You see I was the seven year old who cantered everywhere, riding and BEING my imaginary pony. I imitated the perfect whinny and jumped everything in my path. Giddy-up Tonto.

My favourite TV show was, Dora at Follyfoot, an English drama set at a damp riding stable on a gloomy moor. The theme song still sends shivers up my spine. My bedroom walls were smothered in horsey collages. For birthdays and Christmases I was given books like, ‘For The love of Horses’ and ‘My Friend Flicka’. I scanned newspapers and magazines for anything to do with these adorable creatures. My scrapbook bulged with glossy show ponies and racehorse heads in black and white news print. If ‘Pony Mad Princess’ had been in print, I would have owned a boxed set.

It was my parent’s breakup that catapulted my equine love from the back garden to the corral. My stepfather-to-be flatted with the owner of a horse trekking business.  So my sister and I finally got to ride the real deal, not the 50cent plastic palomino outside Farmers. Tallyho and back to Singapore to visit Dad, and off to the Polo Club for riding lessons. Sweaty ponies with hogged mains, flicked at flies in the moist heat. We rode around a sawdust filled arena in jeans and Love-is t-shirts. Then returned home to Mum in New Zealand and begged for a pony. 

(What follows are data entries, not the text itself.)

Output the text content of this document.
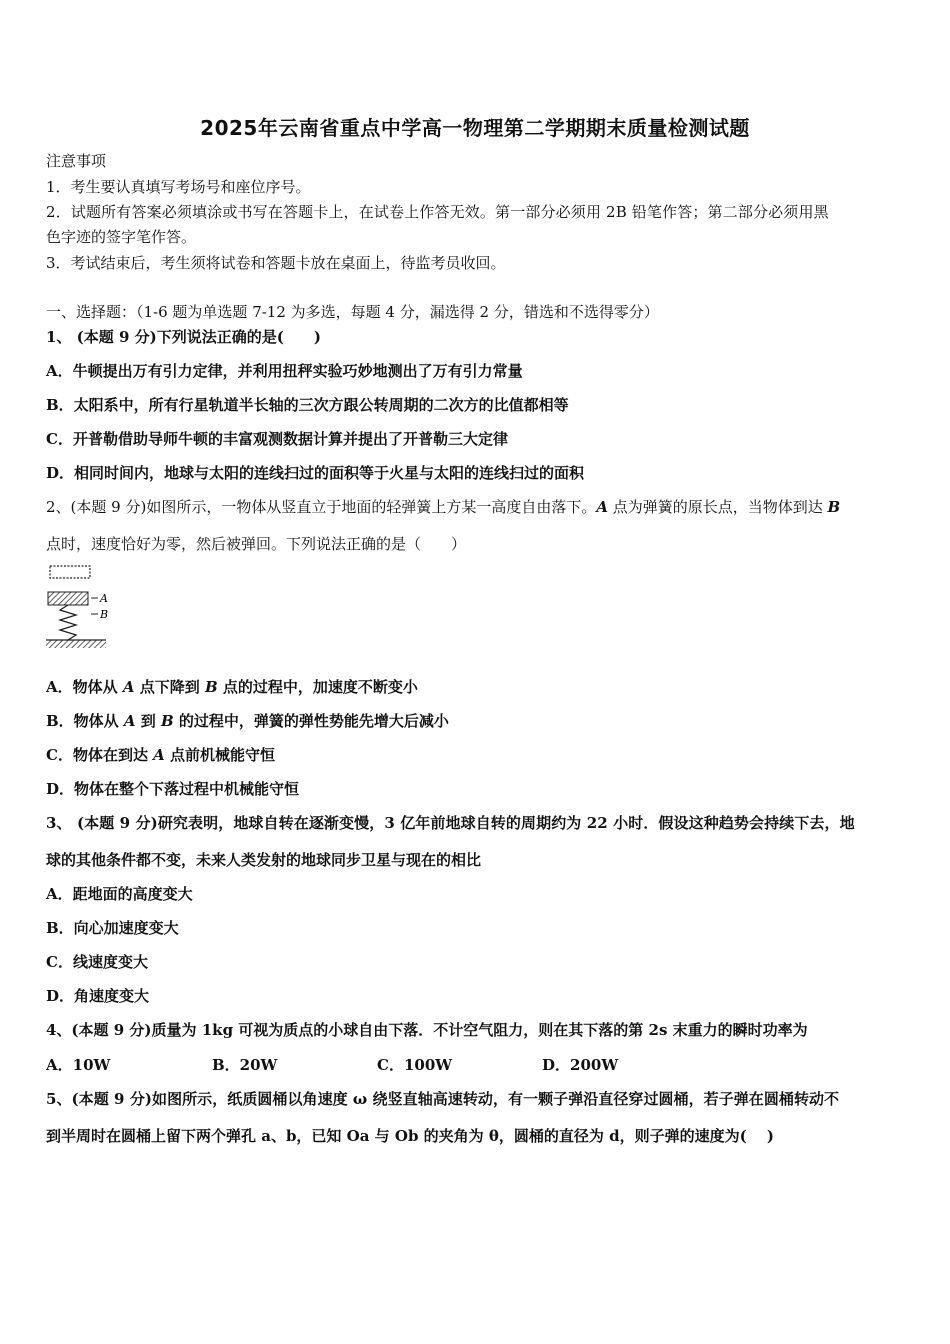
2025年云南省重点中学高一物理第二学期期末质量检测试题
注意事项
1．考生要认真填写考场号和座位序号。
2．试题所有答案必须填涂或书写在答题卡上，在试卷上作答无效。第一部分必须用 2B 铅笔作答；第二部分必须用黑
色字迹的签字笔作答。
3．考试结束后，考生须将试卷和答题卡放在桌面上，待监考员收回。
一、选择题：（1-6 题为单选题 7-12 为多选，每题 4 分，漏选得 2 分，错选和不选得零分）
1、 (本题 9 分)下列说法正确的是(　　)
A．牛顿提出万有引力定律，并利用扭秤实验巧妙地测出了万有引力常量
B．太阳系中，所有行星轨道半长轴的三次方跟公转周期的二次方的比值都相等
C．开普勒借助导师牛顿的丰富观测数据计算并提出了开普勒三大定律
D．相同时间内，地球与太阳的连线扫过的面积等于火星与太阳的连线扫过的面积
2、(本题 9 分)如图所示，一物体从竖直立于地面的轻弹簧上方某一高度自由落下。A 点为弹簧的原长点，当物体到达 B
点时，速度恰好为零，然后被弹回。下列说法正确的是（　　）
A
B
A．物体从 A 点下降到 B 点的过程中，加速度不断变小
B．物体从 A 到 B 的过程中，弹簧的弹性势能先增大后减小
C．物体在到达 A 点前机械能守恒
D．物体在整个下落过程中机械能守恒
3、 (本题 9 分)研究表明，地球自转在逐渐变慢，3 亿年前地球自转的周期约为 22 小时．假设这种趋势会持续下去，地
球的其他条件都不变，未来人类发射的地球同步卫星与现在的相比
A．距地面的高度变大
B．向心加速度变大
C．线速度变大
D．角速度变大
4、(本题 9 分)质量为 1kg 可视为质点的小球自由下落．不计空气阻力，则在其下落的第 2s 末重力的瞬时功率为
A．10W	B．20W	C．100W	D．200W
5、(本题 9 分)如图所示，纸质圆桶以角速度 ω 绕竖直轴高速转动，有一颗子弹沿直径穿过圆桶，若子弹在圆桶转动不
到半周时在圆桶上留下两个弹孔 a、b，已知 Oa 与 Ob 的夹角为 θ，圆桶的直径为 d，则子弹的速度为(　 )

It didn’t take long until Wendy arrived - our very own grey mare. We took turns, or doubled, on the hills behind Havelock North and at pony club. Our riding improved, our desire deepened and we continued on our horsey way; gymkhanas, shows and the thunderous grounds of the hunting field. I didn’t wash my face the day I got blooded and kept my trophy, a hare’s ear, in my jewellery box beside my coral and pearl necklace for a decade. 

Thirty odd years later, I felt like I’d become a character in a Jilly Cooper novel when I donned jodhpurs, velvet hat and I rode my aforementioned horse. We have a combined age of 70 and hopefully will both go out in style, not to the knacker’s yard. 

NZ exports approximately 400,000kg of horsemeat a year. Russia and Belgium gobble up most of it. On the domestic market a steady trade in pet grade horsemeat is sold at the Mangere market, mainly to Tongans to make their traditional dish, Lo’ihosi. Horseflesh cooked up with coconut milk and onions for hours so it ends up tasting like, well, sweet and delicate apparently.

I doubt many kids in South Auckland are seen cantering about with imaginary riding crops whipping themselves over box hedges; then patting their proud and snorting mounts.  At $50 an 18kg box, horsemeat makes a super-value-meat-pack for any family, if you’re happy to eat it. 

Over the centuries, countries under siege or post war, whose populations were so hungry they could eat a horse, did. When working class Parisians couldn’t afford pork or beef, France overruled a 732 Papal ban and the first horse butchers appeared in 1866. They remained popular for two centuries.

Nowadays, the ‘Chevaline’, dotted among boutiques on the streets of Paris I visited as a teenager, have all but disappeared. It seems young Parisians are as squeamish as most of us, preferring chicken kebabs over pan fried heart of horse. 

They shoot horses don’t they? Yes, but not the greys. They are full of malignant melanomas. Horse cancer. ‘It’s disgusting.  Black spots all through them.’  So my blacksmith told me. He also said he wouldn’t eat horsemeat after witnessing what it did to the hounds when they ate it. ‘Weird stuff, it makes your hands oily.’

Enough. I led my freshly shod horse away and put him out to graze.

Through necessity or cultural preference humans eat horse and until the recent lasagne-gate the subject was a bit like male chickens; there but conveniently forgotten. We should be thankful that those meat slurry traders have been busted. Tighter regulations can only work in favour for man and beast. 

Thank heavens for summers abundance of courgettes. Ratatouille anyone?